The bill also would require neighborhood grocery and liquor stores to strip alcohol and cigarette ads from their exterior walls.

"Yes, it influences our young people," Ms. Dixon said yesterday, joining the mayor, Maryland Attorney General J. Joseph Curran Jr. and City Council President Mary Pat Clarke at Park Heights and Rogers avenues. More than 50 pupils from Arlington Elementary School, less than a block from the liquor store, clapped and cheered.

Many of the 9- and 10-year-olds used to walk past ads for beer, wine and spirits plastered all over the store. Members of the Citywide Liquor Coalition for Better Laws and Regulation declared victory yesterday when they arrived to find the signs gone.

After the rally, Mr. Schmoke said he hoped to replicate the "people power" support for the billboard curbs and direct it toward fighting for strict gun control laws.

The mayor said he supported a proposal by Marylanders Against Handgun Abuse, a statewide lobbying group, that would require prospective handgun owners to pass a safety test and be licensed.

The effort, certain to face stiff opposition in Annapolis, also would limit state residents to two handgun purchases a year and no more than 10 overall unless they received special permission from the state police.

The Schmoke administration has supported past attempts to ban assault weapons.

His strong comments about guns came as Baltimore, amid spiraling drug-related violence, continues on a pace to exceed last year's record 335 homicides.
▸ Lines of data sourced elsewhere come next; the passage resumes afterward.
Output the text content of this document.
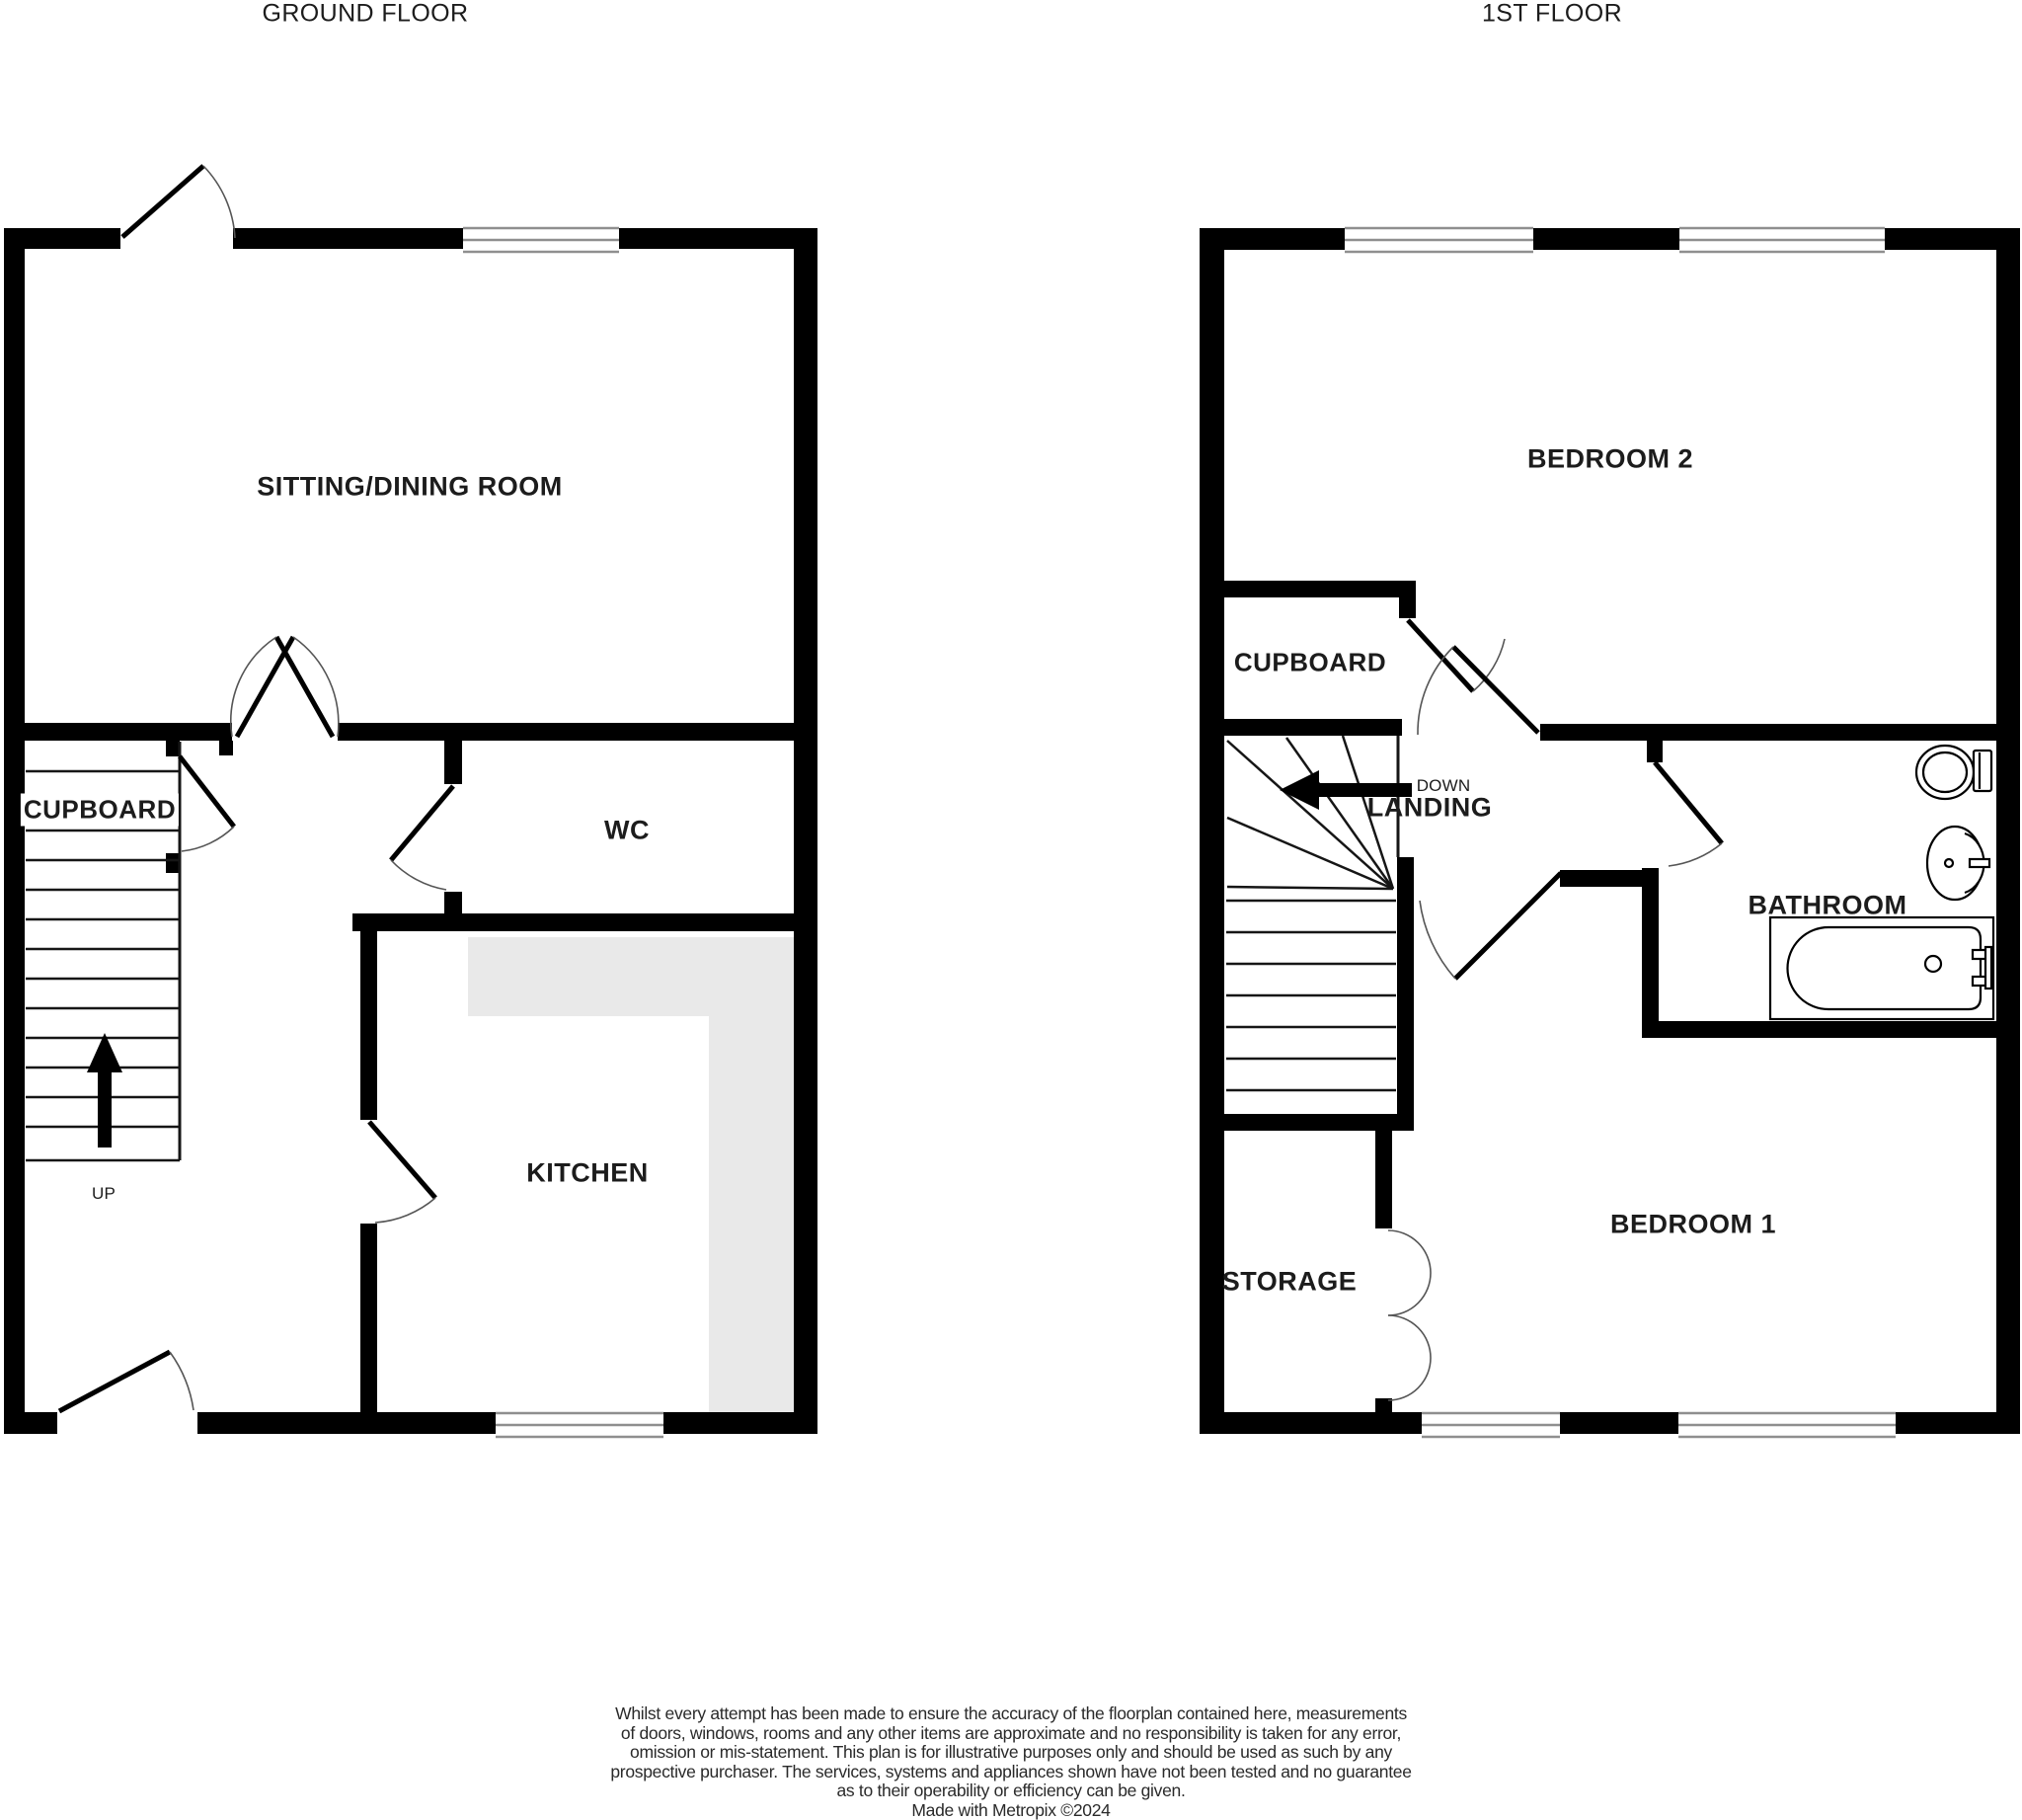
GROUND FLOOR	1ST FLOOR
SITTING/DINING ROOM
CUPBOARD
WC
KITCHEN
UP
BEDROOM 2
CUPBOARD
DOWN
LANDING
BATHROOM
BEDROOM 1
STORAGE
Whilst every attempt has been made to ensure the accuracy of the floorplan contained here, measurements
of doors, windows, rooms and any other items are approximate and no responsibility is taken for any error,
omission or mis-statement. This plan is for illustrative purposes only and should be used as such by any
prospective purchaser. The services, systems and appliances shown have not been tested and no guarantee
as to their operability or efficiency can be given.
Made with Metropix ©2024
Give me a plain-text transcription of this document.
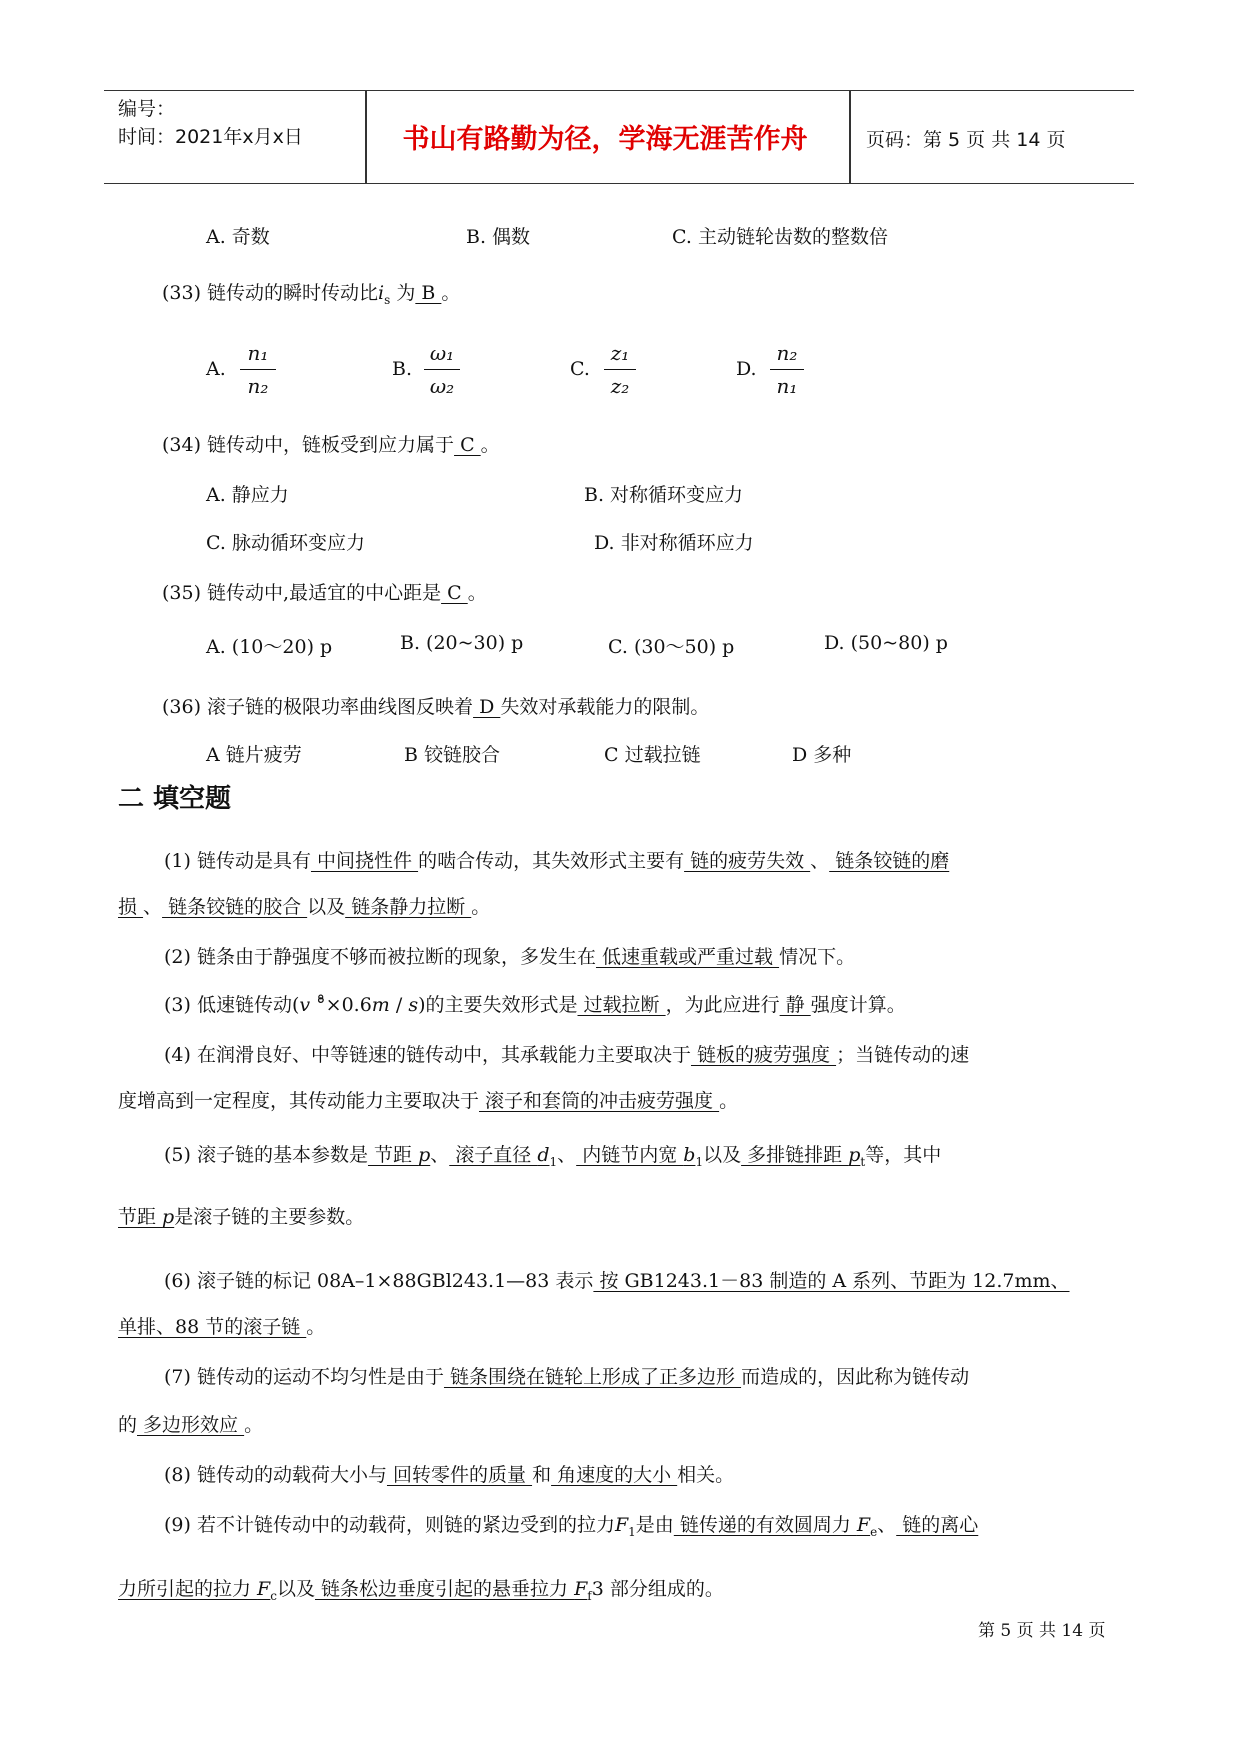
编号：
时间：2021年x月x日	书山有路勤为径，学海无涯苦作舟	页码：第 5 页 共 14 页
A. 奇数	B. 偶数	C. 主动链轮齿数的整数倍
(33) 链传动的瞬时传动比$i_s$ 为 B 。
A.
n₁
n₂
B.
ω₁
ω₂
C.
z₁
z₂
D.
n₂
n₁
(34) 链传动中，链板受到应力属于 C 。
A. 静应力	B. 对称循环变应力
C. 脉动循环变应力	D. 非对称循环应力
(35) 链传动中,最适宜的中心距是 C 。
A. (10～20) p	B. (20~30) p	C. (30～50) p	D. (50~80) p
(36) 滚子链的极限功率曲线图反映着 D 失效对承载能力的限制。
A 链片疲劳	B 铰链胶合	C 过载拉链	D 多种
二 填空题
(1) 链传动是具有 中间挠性件 的啮合传动，其失效形式主要有 链的疲劳失效 、 链条铰链的磨
损 、 链条铰链的胶合 以及 链条静力拉断 。
(2) 链条由于静强度不够而被拉断的现象，多发生在 低速重载或严重过载 情况下。
(3) 低速链传动(v °̊×0.6m / s)的主要失效形式是 过载拉断 ，为此应进行 静 强度计算。
(4) 在润滑良好、中等链速的链传动中，其承载能力主要取决于 链板的疲劳强度 ；当链传动的速
度增高到一定程度，其传动能力主要取决于 滚子和套筒的冲击疲劳强度 。
(5) 滚子链的基本参数是 节距 p、 滚子直径 $d_1$、 内链节内宽 $b_1$以及 多排链排距 $p_t$等，其中
节距 p是滚子链的主要参数。
(6) 滚子链的标记 08A–1×88GBl243.1—83 表示 按 GB1243.1－83 制造的 A 系列、节距为 12.7mm、
单排、88 节的滚子链 。
(7) 链传动的运动不均匀性是由于 链条围绕在链轮上形成了正多边形 而造成的，因此称为链传动
的 多边形效应 。
(8) 链传动的动载荷大小与 回转零件的质量 和 角速度的大小 相关。
(9) 若不计链传动中的动载荷，则链的紧边受到的拉力$F_1$是由 链传递的有效圆周力 $F_e$、 链的离心
力所引起的拉力 $F_c$以及 链条松边垂度引起的悬垂拉力 $F_f3$ 部分组成的。
第 5 页 共 14 页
As of yesterday, there had been 296 this year, 19 more than at the same time last year.

The several dozen community activists at yesterday's rally cheered when Mr. Curran said he would stand by his recent opinion that local jurisdictions have the right under federal law to restrict tobacco advertising to discourage minors from illegally buying cigarettes.

The tobacco industry's chief lobbyist in Annapolis, Bruce C. Bereano, has expressed strong disagreement with the attorney general's interpretation of the federal law on cigarette advertising.

Liquor store owners, distributors and Penn Advertising of Baltimore Inc., which owns 90 percent of the legal, full-sized billboards in the city, have called the billboard bills discriminatory and anti-business.

Last week, more than 150 retailers rallied against the proposed legislation. They also plan to fight it at a public hearing scheduled for Nov. 17 at 5 p.m.

"This won't solve any of the problems the proponents say they will," said Fred M. Lauer, attorney for Penn Advertising.